The next step is to see if negotiations will lead to an acceptable ‘out of court’ settlement. This has the benefit of saving both you and them the time, expense and worry of a court hearing at the employment tribunal.
Settlement offers: We will go through all of the information with you. With QualitySolicitors we think it’s important you’re fully consulted and put in a position to make key decisions. Our role is to work with you and ensure everything has been properly explained to you. We’ll discuss:
- How much we think the Employment Tribunal would award to you based on all the evidence.
- Our view on the litigation risk of going to a hearing (the chance that the court might award you nothing, or less than your employer is offering as an out of court settlement).
- The benefit to you of settling now, perhaps for a little less than you might get at a hearing, compared to the delays, cost and worry of fighting on.
At this point, we’d work together to consider the figure you’d be happy accept as fair compensation and share this with your employer. They may either agree or come back with a lower offer based on their own evidence. This is the process of settlement negotiations.

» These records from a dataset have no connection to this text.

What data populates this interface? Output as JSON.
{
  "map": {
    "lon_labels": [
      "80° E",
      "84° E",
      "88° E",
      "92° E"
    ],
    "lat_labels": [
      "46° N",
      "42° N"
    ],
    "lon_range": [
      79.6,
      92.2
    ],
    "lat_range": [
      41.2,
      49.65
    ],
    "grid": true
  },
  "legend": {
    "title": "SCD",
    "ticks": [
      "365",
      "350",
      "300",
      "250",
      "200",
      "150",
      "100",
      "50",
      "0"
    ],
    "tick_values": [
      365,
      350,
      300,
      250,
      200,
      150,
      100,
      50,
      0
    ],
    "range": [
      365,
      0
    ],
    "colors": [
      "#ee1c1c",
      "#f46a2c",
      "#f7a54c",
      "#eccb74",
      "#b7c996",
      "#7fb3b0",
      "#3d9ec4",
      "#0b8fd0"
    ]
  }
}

Sometimes, to assist with negotiations, both sides can agree to use an independent mediator (a process known as alternative dispute resolution).

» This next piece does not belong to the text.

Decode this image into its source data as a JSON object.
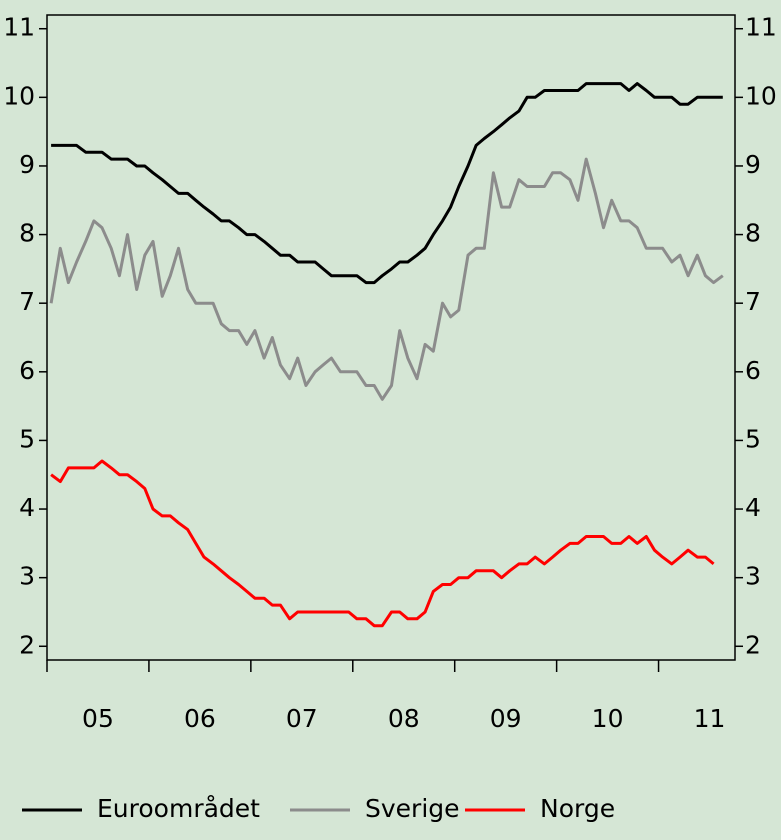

Any settlement offers your employer makes will be reviewed with you, with the aim to negotiate an amount for you, based on what we believe the tribunal would award based on the evidence. This is what happens in the majority of cases – so usually the next stage is compensation (see step 6).

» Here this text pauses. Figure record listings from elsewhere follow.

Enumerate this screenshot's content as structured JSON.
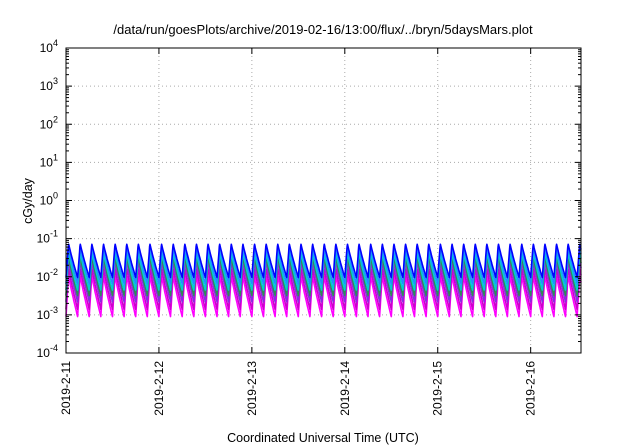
{
  "chart_data": {
    "type": "line",
    "title": "/data/run/goesPlots/archive/2019-02-16/13:00/flux/../bryn/5daysMars.plot",
    "xlabel": "Coordinated Universal Time (UTC)",
    "ylabel": "cGy/day",
    "yscale": "log",
    "ylim": [
      0.0001,
      10000
    ],
    "xlim": [
      "2019-02-11 00:00",
      "2019-02-16 13:00"
    ],
    "y_ticks": [
      {
        "base": "10",
        "exp": "-4"
      },
      {
        "base": "10",
        "exp": "-3"
      },
      {
        "base": "10",
        "exp": "-2"
      },
      {
        "base": "10",
        "exp": "-1"
      },
      {
        "base": "10",
        "exp": "0"
      },
      {
        "base": "10",
        "exp": "1"
      },
      {
        "base": "10",
        "exp": "2"
      },
      {
        "base": "10",
        "exp": "3"
      },
      {
        "base": "10",
        "exp": "4"
      }
    ],
    "x_ticks": [
      "2019-2-11",
      "2019-2-12",
      "2019-2-13",
      "2019-2-14",
      "2019-2-15",
      "2019-2-16"
    ],
    "grid": true,
    "legend": "none",
    "cycle_hours": 3,
    "series": [
      {
        "color": "#ff00ff",
        "peak": 0.011,
        "trough": 0.0009
      },
      {
        "color": "#cc00cc",
        "peak": 0.017,
        "trough": 0.0014
      },
      {
        "color": "#8a2be2",
        "peak": 0.026,
        "trough": 0.0022
      },
      {
        "color": "#2e8b57",
        "peak": 0.035,
        "trough": 0.0032
      },
      {
        "color": "#00ced1",
        "peak": 0.045,
        "trough": 0.0045
      },
      {
        "color": "#1e90ff",
        "peak": 0.058,
        "trough": 0.0065
      },
      {
        "color": "#0000ff",
        "peak": 0.075,
        "trough": 0.0095
      }
    ]
  }
}
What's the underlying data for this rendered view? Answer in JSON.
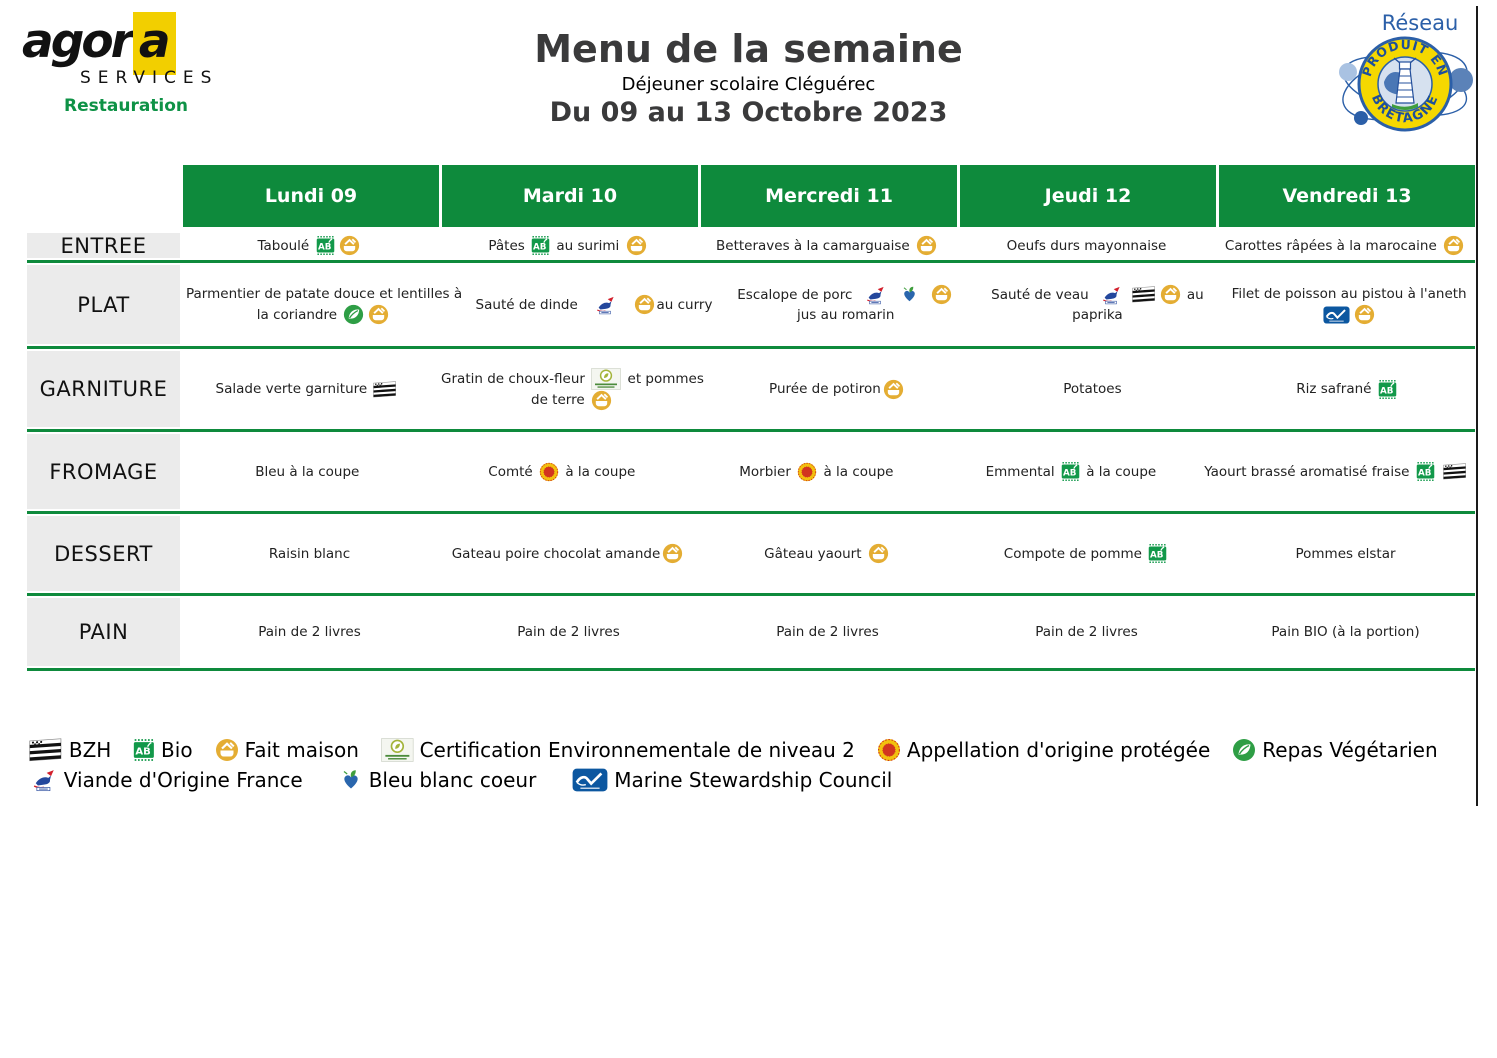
{
  "brand": {
    "name": "agora",
    "name_head": "agor",
    "name_tail": "a",
    "services": "SERVICES",
    "tagline": "Restauration"
  },
  "header": {
    "title": "Menu de la semaine",
    "subtitle": "Déjeuner scolaire Cléguérec",
    "date_range": "Du 09 au 13 Octobre 2023"
  },
  "network_logo": {
    "label": "Réseau",
    "arc_top": "PRODUIT EN",
    "arc_bottom": "BRETAGNE"
  },
  "colors": {
    "table_green": "#0e8a3c",
    "label_gray": "#ebebeb",
    "fait_maison_gold": "#e4ad33",
    "bio_green": "#12994a",
    "brand_yellow": "#f2cf00",
    "bretagne_blue": "#2b5fa8",
    "aop_red": "#d2351f",
    "msc_blue": "#0c57a0",
    "title_gray": "#3a3a3b"
  },
  "table": {
    "days": [
      "Lundi 09",
      "Mardi 10",
      "Mercredi 11",
      "Jeudi 12",
      "Vendredi 13"
    ],
    "rows": [
      {
        "label": "ENTREE",
        "cells": [
          [
            [
              {
                "text": "Taboulé "
              },
              {
                "icon": "bio"
              },
              {
                "icon": "fait-maison"
              }
            ]
          ],
          [
            [
              {
                "text": "Pâtes "
              },
              {
                "icon": "bio"
              },
              {
                "text": " au surimi "
              },
              {
                "icon": "fait-maison"
              }
            ]
          ],
          [
            [
              {
                "text": "Betteraves à la camarguaise "
              },
              {
                "icon": "fait-maison"
              }
            ]
          ],
          [
            [
              {
                "text": "Oeufs durs mayonnaise"
              }
            ]
          ],
          [
            [
              {
                "text": "Carottes râpées à la marocaine "
              },
              {
                "icon": "fait-maison"
              }
            ]
          ]
        ]
      },
      {
        "label": "PLAT",
        "cells": [
          [
            [
              {
                "text": "Parmentier de patate douce et lentilles à"
              }
            ],
            [
              {
                "text": "la coriandre "
              },
              {
                "icon": "vegetarien"
              },
              {
                "icon": "fait-maison"
              }
            ]
          ],
          [
            [
              {
                "text": "Sauté de dinde   "
              },
              {
                "icon": "vof"
              },
              {
                "text": "   "
              },
              {
                "icon": "fait-maison"
              },
              {
                "text": "au curry"
              }
            ]
          ],
          [
            [
              {
                "text": "Escalope de porc  "
              },
              {
                "icon": "vof"
              },
              {
                "text": "  "
              },
              {
                "icon": "bbc"
              },
              {
                "text": "  "
              },
              {
                "icon": "fait-maison"
              }
            ],
            [
              {
                "text": "jus au romarin"
              }
            ]
          ],
          [
            [
              {
                "text": "Sauté de veau  "
              },
              {
                "icon": "vof"
              },
              {
                "text": " "
              },
              {
                "icon": "bzh"
              },
              {
                "icon": "fait-maison"
              },
              {
                "text": " au"
              }
            ],
            [
              {
                "text": "paprika"
              }
            ]
          ],
          [
            [
              {
                "text": "Filet de poisson au pistou à l'aneth"
              }
            ],
            [
              {
                "icon": "msc"
              },
              {
                "icon": "fait-maison"
              }
            ]
          ]
        ]
      },
      {
        "label": "GARNITURE",
        "cells": [
          [
            [
              {
                "text": "Salade verte garniture "
              },
              {
                "icon": "bzh"
              }
            ]
          ],
          [
            [
              {
                "text": "Gratin de choux-fleur "
              },
              {
                "icon": "ce2"
              },
              {
                "text": " et pommes"
              }
            ],
            [
              {
                "text": "de terre "
              },
              {
                "icon": "fait-maison"
              }
            ]
          ],
          [
            [
              {
                "text": "Purée de potiron"
              },
              {
                "icon": "fait-maison"
              }
            ]
          ],
          [
            [
              {
                "text": "Potatoes"
              }
            ]
          ],
          [
            [
              {
                "text": "Riz safrané "
              },
              {
                "icon": "bio"
              }
            ]
          ]
        ]
      },
      {
        "label": "FROMAGE",
        "cells": [
          [
            [
              {
                "text": "Bleu à la coupe"
              }
            ]
          ],
          [
            [
              {
                "text": "Comté "
              },
              {
                "icon": "aop"
              },
              {
                "text": " à la coupe"
              }
            ]
          ],
          [
            [
              {
                "text": "Morbier "
              },
              {
                "icon": "aop"
              },
              {
                "text": " à la coupe"
              }
            ]
          ],
          [
            [
              {
                "text": "Emmental "
              },
              {
                "icon": "bio"
              },
              {
                "text": " à la coupe"
              }
            ]
          ],
          [
            [
              {
                "text": "Yaourt brassé aromatisé fraise "
              },
              {
                "icon": "bio"
              },
              {
                "text": " "
              },
              {
                "icon": "bzh"
              }
            ]
          ]
        ]
      },
      {
        "label": "DESSERT",
        "cells": [
          [
            [
              {
                "text": "Raisin blanc"
              }
            ]
          ],
          [
            [
              {
                "text": "Gateau poire chocolat amande"
              },
              {
                "icon": "fait-maison"
              }
            ]
          ],
          [
            [
              {
                "text": "Gâteau yaourt "
              },
              {
                "icon": "fait-maison"
              }
            ]
          ],
          [
            [
              {
                "text": "Compote de pomme "
              },
              {
                "icon": "bio"
              }
            ]
          ],
          [
            [
              {
                "text": "Pommes elstar"
              }
            ]
          ]
        ]
      },
      {
        "label": "PAIN",
        "cells": [
          [
            [
              {
                "text": "Pain de 2 livres"
              }
            ]
          ],
          [
            [
              {
                "text": "Pain de 2 livres"
              }
            ]
          ],
          [
            [
              {
                "text": "Pain de 2 livres"
              }
            ]
          ],
          [
            [
              {
                "text": "Pain de 2 livres"
              }
            ]
          ],
          [
            [
              {
                "text": "Pain BIO (à la portion)"
              }
            ]
          ]
        ]
      }
    ]
  },
  "legend": {
    "rows": [
      [
        {
          "icon": "bzh",
          "label": "BZH"
        },
        {
          "icon": "bio",
          "label": "Bio"
        },
        {
          "icon": "fait-maison",
          "label": "Fait maison"
        },
        {
          "icon": "ce2",
          "label": "Certification Environnementale de niveau 2"
        },
        {
          "icon": "aop",
          "label": "Appellation d'origine protégée"
        },
        {
          "icon": "vegetarien",
          "label": "Repas Végétarien"
        }
      ],
      [
        {
          "icon": "vof",
          "label": "Viande d'Origine France"
        },
        {
          "icon": "bbc",
          "label": "Bleu blanc coeur"
        },
        {
          "icon": "msc",
          "label": "Marine Stewardship Council"
        }
      ]
    ]
  }
}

Step 5: Optional Employment Tribunal decision
Occasionally, after we have tried negotiations, an employer will still only offer a level of compensation which we think is too low.
We’ll talk you though any offer made. In particular, we’ll advise you on how it compares to what we think you would be awarded if you decided to fight on, with a hearing at the employment tribunal.
We’ll discuss the evidence, along with the strengths and weaknesses of your case and your employer’s. We’ll give you our view about what would happen at the tribunal. Our role is to provide clear advice in plain English – not legal jargon. That way you are able to make an informed decision on what you want to do next.
Then, if you agree with us that the offer is too low, and you decide to fight on, we can then prepare for the employment tribunal hearing.
Court fee: A hearing fee that is payable towards the cost of the hearing at the employment tribunal:
- The court fee is £950 for cases of unfair dismissal, discrimination or whistleblowing.
- £230 for cases of unpaid wages, notice pay and redundancy payments.
However, if you are on a low income or receive certain state benefits, we may be able to apply to get this fee waived.
Usually the decision and any remedy will be made by a panel of three people:
- A legally-qualified employment judge who runs the hearing (who will sit in the middle of the panel).
- The judge will be joined by two people (who are not from a legal background but are there to help assess what is fair and reasonable):
- One from an employer-focused background.
- One from an employee or trade union background.
Sometimes, however, the employment judge will decide cases alone.
After considering the evidence from both sides present at the hearing, the judge will make a decision (called a judgment) about whether you’ve been unfairly treated and, if you have, what the remedy should be. This is usually an award of compensation which your employer must pay you.
Step 6: Compensation
The final stage is that if you win your case, we send you your compensation.
This will either be the amount of the out of court settlement we negotiated for you (and on our advice you accepted) or the amount the employment tribunal awarded you.
With our guarantee of no hidden costs, you have the peace of mind of knowing that, in accordance with our agreement with you, you will only pay the legal costs we agreed at the start. And nothing else.